I do still recommend going with a 5.1.4 setup here, though. If you’re looking at a soundbar without matching surround speakers, you can find some with Atmos—usually labeled 3.1.2—but it’ll mostly add a bit of height to the soundstage in the front of your room. It’s nice, but it’s far less immersive than a setup with rear surrounds that also fire upwards.
Here’s where things get interesting. Some soundbars are starting to come with what they call “3D virtual surround,” often with a Dolby Atmos or DTS Virtual:X height processing.

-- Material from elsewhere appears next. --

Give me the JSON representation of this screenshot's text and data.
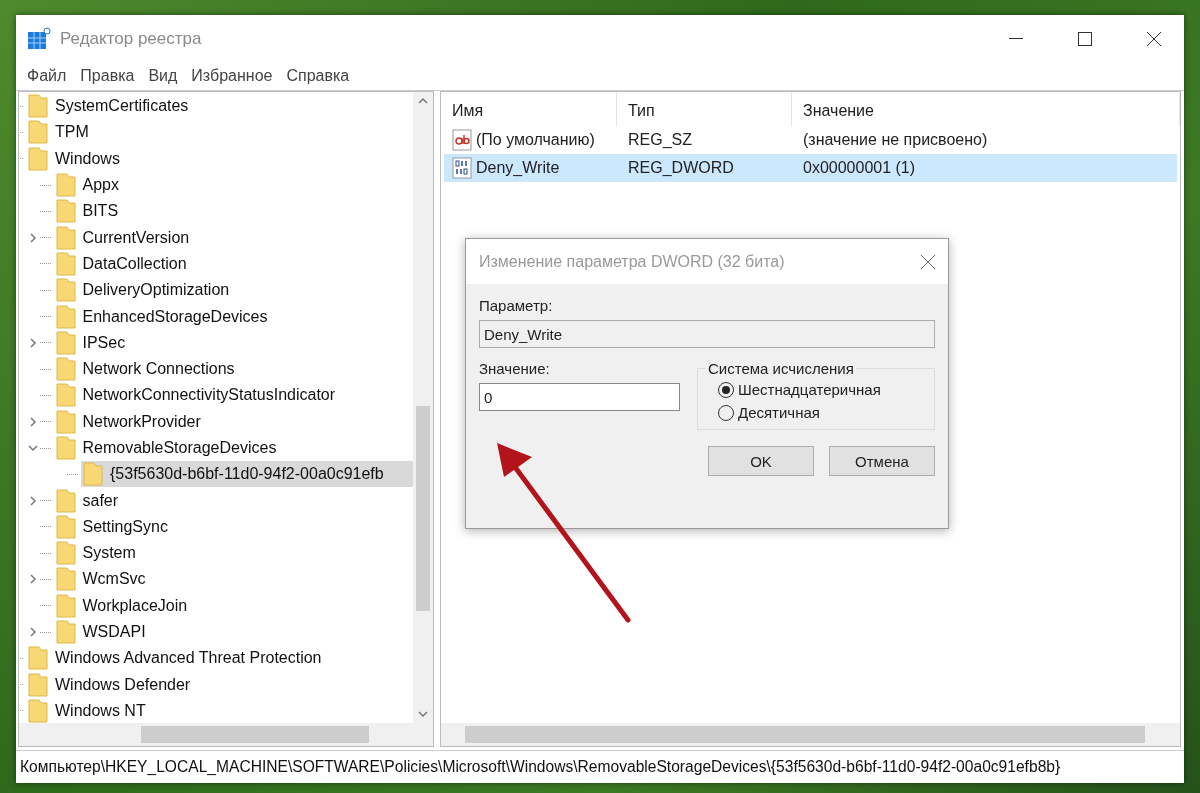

These are … more hit or miss.
When I tried Yamaha’s YAS-209, for example—which can’t decode Dolby Atmos but does have DTS Virtual:X processing in it—I found the virtual surround feature to add some extra soundstage, along with a bit of sibilance to the soundtrack. It was fine, but not mind-blowing. Sony’s Z9F soundbar, which has its own vertical surround engine, isn’t much better when it comes to adding height to non-Atmos tracks.

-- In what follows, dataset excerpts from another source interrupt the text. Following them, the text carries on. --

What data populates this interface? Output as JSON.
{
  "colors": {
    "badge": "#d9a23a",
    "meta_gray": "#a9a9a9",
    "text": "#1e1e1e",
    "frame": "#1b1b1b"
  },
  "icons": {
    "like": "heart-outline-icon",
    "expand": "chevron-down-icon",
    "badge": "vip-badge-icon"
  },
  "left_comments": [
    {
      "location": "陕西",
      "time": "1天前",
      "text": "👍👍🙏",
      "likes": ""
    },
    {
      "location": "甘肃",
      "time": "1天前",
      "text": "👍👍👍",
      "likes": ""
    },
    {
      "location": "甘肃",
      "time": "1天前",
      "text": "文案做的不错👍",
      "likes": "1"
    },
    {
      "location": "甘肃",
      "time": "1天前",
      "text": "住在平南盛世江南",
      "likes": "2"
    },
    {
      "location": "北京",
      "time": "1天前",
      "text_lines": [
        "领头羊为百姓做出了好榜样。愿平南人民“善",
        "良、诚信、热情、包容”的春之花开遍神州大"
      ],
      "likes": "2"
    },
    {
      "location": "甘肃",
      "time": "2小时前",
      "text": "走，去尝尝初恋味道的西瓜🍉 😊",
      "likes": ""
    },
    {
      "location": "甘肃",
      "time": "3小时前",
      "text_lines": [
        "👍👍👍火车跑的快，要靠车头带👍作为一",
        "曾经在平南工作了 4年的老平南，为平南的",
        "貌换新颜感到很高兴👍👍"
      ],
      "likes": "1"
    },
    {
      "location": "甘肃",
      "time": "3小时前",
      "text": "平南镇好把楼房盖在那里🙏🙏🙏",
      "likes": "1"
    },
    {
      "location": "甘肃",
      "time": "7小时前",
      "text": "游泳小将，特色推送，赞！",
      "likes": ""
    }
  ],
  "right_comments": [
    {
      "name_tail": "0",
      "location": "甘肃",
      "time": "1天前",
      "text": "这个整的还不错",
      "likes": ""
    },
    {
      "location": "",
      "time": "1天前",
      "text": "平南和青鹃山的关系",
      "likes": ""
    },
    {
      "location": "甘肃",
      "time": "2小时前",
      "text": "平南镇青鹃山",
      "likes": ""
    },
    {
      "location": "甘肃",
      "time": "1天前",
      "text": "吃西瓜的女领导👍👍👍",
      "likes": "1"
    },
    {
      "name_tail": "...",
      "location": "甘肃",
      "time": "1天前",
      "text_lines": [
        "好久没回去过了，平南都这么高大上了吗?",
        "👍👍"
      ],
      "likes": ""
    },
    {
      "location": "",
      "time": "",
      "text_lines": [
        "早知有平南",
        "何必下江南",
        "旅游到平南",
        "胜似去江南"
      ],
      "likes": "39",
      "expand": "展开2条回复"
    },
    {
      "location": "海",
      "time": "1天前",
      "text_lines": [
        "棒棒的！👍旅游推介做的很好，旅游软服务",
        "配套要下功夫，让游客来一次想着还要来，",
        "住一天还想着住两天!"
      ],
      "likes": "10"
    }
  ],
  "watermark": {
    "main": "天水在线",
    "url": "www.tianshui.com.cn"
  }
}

It seems that upmixing works significantly better on an actual receiver than it does on a soundbar, even if a soundbar does true Atmos pretty well.
And that’s where Sony’s Z9F really excels, particularly when coupled with the sold-separately Z9R rear speakers. It may not upmix well, but it handles true Atmos tracks better than it has any right to. Even without up-firing drivers, it produced a noticeable difference between Atmos and non-Atmos tracks in the same movie, filling up that (slightly shallower) 3D bubble with sound for a noticeably better experience.
It’s rather impressive, and useful when you have a room with vaulted or textured ceilings, where up-firing speakers won’t work. Plus, while soundbars are great for space savings, their size can also be their Achilles’ heel—2.5-inch drivers can never compete with a real set of large speakers, and Sony’s bar doesn’t sound as good as larger Vizio or Samsung models (or true bookshelves and towers, for that matter).
More of these virtual Atmos soundbars are on the way, with companies like TCL, Klipsch, and Denon showing off their own virtual 3D soundbars that promise to be just as good. I’m often skeptical about things like this, but Sony has convinced me it’s possible—even if it doesn’t rival true 5.1.4 setups using in-ceiling speakers.
And ultimately, that’s okay. Compromise is not a bad thing—most home theaters have to compromise somewhere, unless you have a truly dedicated theater room with full reign to perfect the room’s acoustics. Do what you can with the space you have, and don’t fret about it being 100% ideal—it’s all about watching the movies as best you can in your space, and any of the setups above are capable of a good experience.
Just remember that Atmos is the last step in the growth of a home theater setup. You’ll get more mileage out of your system with high-quality front, center, and rear speakers rather than skimping just so you can add height channels. But if there’s room for it in your budget, it’s a great upgrade.